On the power of message passing for learning on graph-structured data
This thesis proposes novel approaches for machine learning on irregularly structured input data such as graphs, point clouds and manifolds. Specifically, we are breaking up with the regularity restriction of conventional deep learning techniques, and propose solutions in designing, implementing and scaling up deep end-to-end representation learning on graph-structured data, known as Graph Neural Networks (GNNs).

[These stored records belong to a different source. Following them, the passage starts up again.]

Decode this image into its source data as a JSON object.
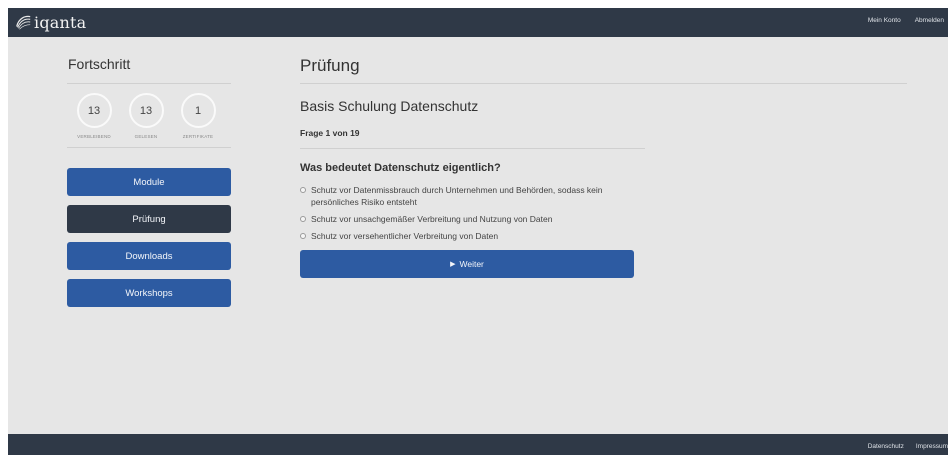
{
  "header": {
    "logo_text": "iqanta",
    "links": [
      "Mein Konto",
      "Abmelden"
    ]
  },
  "sidebar": {
    "title": "Fortschritt",
    "stats": [
      {
        "value": "13",
        "label": "Verbleibend"
      },
      {
        "value": "13",
        "label": "Gelesen"
      },
      {
        "value": "1",
        "label": "Zertifikate"
      }
    ],
    "nav": [
      {
        "label": "Module",
        "active": false
      },
      {
        "label": "Prüfung",
        "active": true
      },
      {
        "label": "Downloads",
        "active": false
      },
      {
        "label": "Workshops",
        "active": false
      }
    ]
  },
  "main": {
    "title": "Prüfung",
    "course_title": "Basis Schulung Datenschutz",
    "question_count": "Frage 1 von 19",
    "question": "Was bedeutet Datenschutz eigentlich?",
    "options": [
      "Schutz vor Datenmissbrauch durch Unternehmen und Behörden, sodass kein persönliches Risiko entsteht",
      "Schutz vor unsachgemäßer Verbreitung und Nutzung von Daten",
      "Schutz vor versehentlicher Verbreitung von Daten"
    ],
    "next_icon": "▶",
    "next_label": "Weiter"
  },
  "footer": {
    "links": [
      "Datenschutz",
      "Impressum"
    ]
  },
  "colors": {
    "bar": "#2f3947",
    "primary": "#2d5ba2",
    "background": "#e6e6e6"
  }
}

GNNs capture local graph structure and feature information by following a neural message passing scheme, in which node representations are recursively updated in a trainable and purely local fashion. In this thesis, we demonstrate the generality of message passing through a unified framework suitable for a wide range of operators and learning tasks. Specifically, we analyze the limitations and inherent weaknesses of GNNs and propose efficient solutions to overcome them, both theoretically and in practice, e.g., by conditioning messages via continuous B-spline kernels, by utilizing hierarchical message passing, or by leveraging positional encodings. In addition, we ensure that our proposed methods scale naturally to large input domains. In particular, we propose novel methods to fully eliminate the exponentially increasing dependency of nodes over layers inherent to message passing GNNs. Lastly, we introduce PyTorch Geometric, a deep learning library for implementing and working with graph-based neural network building blocks, built upon PyTorch
- …